Nothing to do with assembler code, everything to do with data layout in memory, how the data is loaded into cache lines, and whether or not multiple hardware threads accessing the same cache line will be causing lots of cache invalidation or not.
So, it's a compiler problem, not an OOP problem. Two different levels of abstraction.
No, it's not a compiler problem. The C/C++ standards mandate certain things that make this unavoidable; structs must be contiguous bits in memory, and adjacent array elements must be adjacent in memory. The rest follows from there (and an understanding of cache architectures).
On the other hand, I have a problem with this statement in the context of the current discussion:
The bottleneck isn't CPU any longer, it's loading data from main memory into the CPU caches for the most part
Who cares? A worse bottleneck is reading from a RDBMS. The processor's cache is orders of magnitude apart if you think in terms of levels of abstraction.
Entirely dependent on your problem. If reading from RDBMS is your problem, then this discussion is of little or no worth to you. Just because you can't use information doesn't make it wrong, though. There are plenty of people in the world to whom this type of optimization matters.
The CS courses are presumably supposed to impart knowledge about what types of problems exist with parallelization. The same underlying problem, for example, also exists for distributing work to multiple CPUs, or to multiple machines. MapReduce, for example, is pretty much the same principle applied at a much higher level of abstraction - and probable about the level of abstraction that matters to you if you see RDBMS as the major bottlenecks in your experience.
Let's look at a single thing to do first and ignore parallel.
These days processors are incredibly fast at executing instructions on register values. The bottleneck isn't CPU any longer, it's loading data from main memory into the CPU caches for the most part. That's simplifying things a lot, but let's keep it at that.
With the example I've given, you've got two ints per struct, and a reasonably large number of these structs. The 200 I've given was just an example. You've also got a problem that involves only one of those ints, say, finding the highest in your set. Because you're loading both ints into the cache, but only need half of them, you'll be forced to perform twice as many loads than if you had two arrays of ints.
Now add a second problem; say, calculate the sum of the other ints. The crucial part is that one of these problems may take longer than the other to execute. That means, that at the point where one piece of code is done with the contents of a cache line, it'll try and replace it with the next chunk of data. The first problem, however, still needs the first chunk of data, so will cause this to load into cache the next time it executes. Instead of having "just" twice as many loads as you need, you might end up having hundreds.
This is not an unlikely scenario. The CPU caches will get filled with data from main memory as it's requested, i.e. when the first int is accessed for solving the first problem. When the CPU switches to processing the second problem, the data is already in cache and not loaded into a separate cache page. Unless the problems are solved at *exactly* the same speed, i.e. both problems will cause the next page of data at the same time, you *will* run into this issue.

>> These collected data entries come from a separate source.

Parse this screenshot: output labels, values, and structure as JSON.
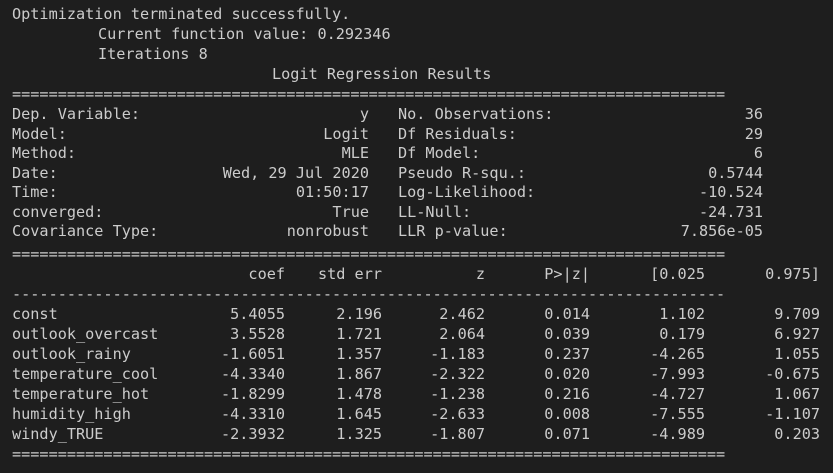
{
  "header": {
    "line1": "Optimization terminated successfully.",
    "line2": "Current function value: 0.292346",
    "line3": "Iterations 8"
  },
  "title": "Logit Regression Results",
  "rules": {
    "double": "==============================================================================",
    "single": "------------------------------------------------------------------------------"
  },
  "summary": {
    "left": [
      {
        "label": "Dep. Variable:",
        "value": "y"
      },
      {
        "label": "Model:",
        "value": "Logit"
      },
      {
        "label": "Method:",
        "value": "MLE"
      },
      {
        "label": "Date:",
        "value": "Wed, 29 Jul 2020"
      },
      {
        "label": "Time:",
        "value": "01:50:17"
      },
      {
        "label": "converged:",
        "value": "True"
      },
      {
        "label": "Covariance Type:",
        "value": "nonrobust"
      }
    ],
    "right": [
      {
        "label": "No. Observations:",
        "value": "36"
      },
      {
        "label": "Df Residuals:",
        "value": "29"
      },
      {
        "label": "Df Model:",
        "value": "6"
      },
      {
        "label": "Pseudo R-squ.:",
        "value": "0.5744"
      },
      {
        "label": "Log-Likelihood:",
        "value": "-10.524"
      },
      {
        "label": "LL-Null:",
        "value": "-24.731"
      },
      {
        "label": "LLR p-value:",
        "value": "7.856e-05"
      }
    ]
  },
  "coef_table": {
    "columns": [
      "coef",
      "std err",
      "z",
      "P>|z|",
      "[0.025",
      "0.975]"
    ],
    "rows": [
      {
        "name": "const",
        "values": [
          "5.4055",
          "2.196",
          "2.462",
          "0.014",
          "1.102",
          "9.709"
        ]
      },
      {
        "name": "outlook_overcast",
        "values": [
          "3.5528",
          "1.721",
          "2.064",
          "0.039",
          "0.179",
          "6.927"
        ]
      },
      {
        "name": "outlook_rainy",
        "values": [
          "-1.6051",
          "1.357",
          "-1.183",
          "0.237",
          "-4.265",
          "1.055"
        ]
      },
      {
        "name": "temperature_cool",
        "values": [
          "-4.3340",
          "1.867",
          "-2.322",
          "0.020",
          "-7.993",
          "-0.675"
        ]
      },
      {
        "name": "temperature_hot",
        "values": [
          "-1.8299",
          "1.478",
          "-1.238",
          "0.216",
          "-4.727",
          "1.067"
        ]
      },
      {
        "name": "humidity_high",
        "values": [
          "-4.3310",
          "1.645",
          "-2.633",
          "0.008",
          "-7.555",
          "-1.107"
        ]
      },
      {
        "name": "windy_TRUE",
        "values": [
          "-2.3932",
          "1.325",
          "-1.807",
          "0.071",
          "-4.989",
          "0.203"
        ]
      }
    ]
  }
}
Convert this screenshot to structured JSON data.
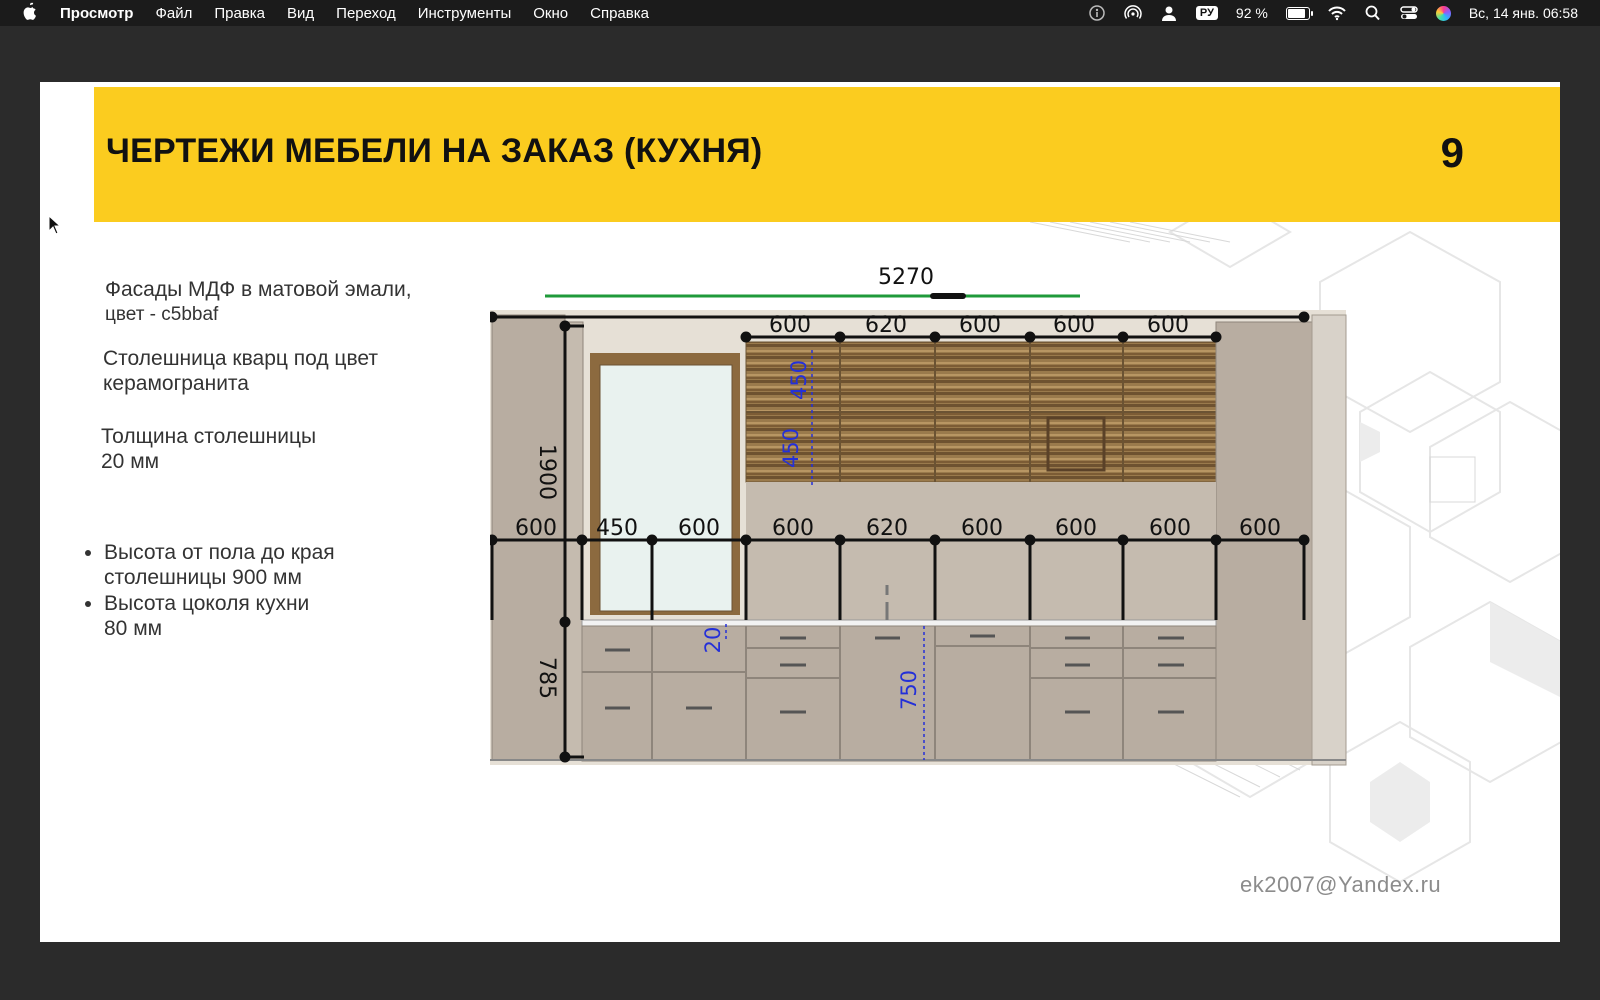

Keep the two data sets in two separate arrays, and you'll use two cache lines. But they can be flushed and re-filled independently from each other, leading to fewer loads.
This sort of problem doesn't occur for every type of parallelization, mind you. If you try to parallelize by offloading two pieces of work to two different machines, it's not an issue. If you've got a single problem to solve that covers both ints, you don't have that problem - you can still paralellize, and parallelize pretty well, by running two hardware threads that each process half of the data set. And so on.
The point is that by getting too used to thinking in terms of arrays of structs instead of several separate arrays, you pretty much prevent yourself from solving certain parallelization problems efficiently. It's not that this *must* be bad, it's that it *can* be bad. But if you think in terms of arrays of structs, you're unlikely to even know.
I probably should've posted this straight away, but I would recommend two pieces of reading: - http://lwn.net/Articles/250967/ (all parts) gives a good idea of all the sorts of effects that memory layout can have on your program's performance, and what you can do about it (to the degree that you can). - http://www.slideshare.net/naughty_dog/multiprocessor-game-loops-lessons-from-uncharted-2-among-thieves specifically speaks about how to improve parallel processing efficiency by (amongst other things) doing what I wrote about above.
See, I don't even mind whether assembly or OOP in a high level language gets taught first. Either way, it helps to learn both to master all aspects of programming.
Personally, I'd prefer to start with assembly, but I've met plenty of people who were sufficiently confused by higher level programming languages that that wouldn't have been useful for them. And to be fair, plenty of programmers will never need to understand assembly, but still earn a decent living and contribute to the state of the art in other ways.
It really depends what you want to achieve. Get many people ready to earn a living? Might as well start with OOP. Get programmers to as high a level of understanding as possible? Probably start with assembly, then.
No, but reading helps. I did not say "this is OOP" anywhere.
One of the unintended consequences of OOP is that data tends to be laid out in memory in a similar fashion as I showed, which in turn is less than ideal for efficient parallelization of some tasks. That's all I said.
My point is that the struct you showed represents not a drawback of OOP, but an advantage that is lost in a procedural approach like that, which is the separation between the data layout and the code using the data structure, enabling changes to the data layout at any time without affecting existing code.
We're talking about parallelism here. You might have a point when talking about OOP in general, but when it comes to parallelizing code, this can be a huge drawback to efficiency. That's all I said, that's all I care about for the purposes of this conversation.
It's a problem that exists with certain approaches to creating parallel software, and has little to do with your programming language of choice in the first instance. Well, some languages don't let you control the layout of data in memory, for better or worse, so your choice does play a role... but it's mostly a question of paradigms than languages.
I gave an example in Haskell exactly because it follows different paradigm, being functional instead of OO.
Indeed. Nobody says that other paradigms might not have similar problems. But a purely procedural approach wouldn't necessarily.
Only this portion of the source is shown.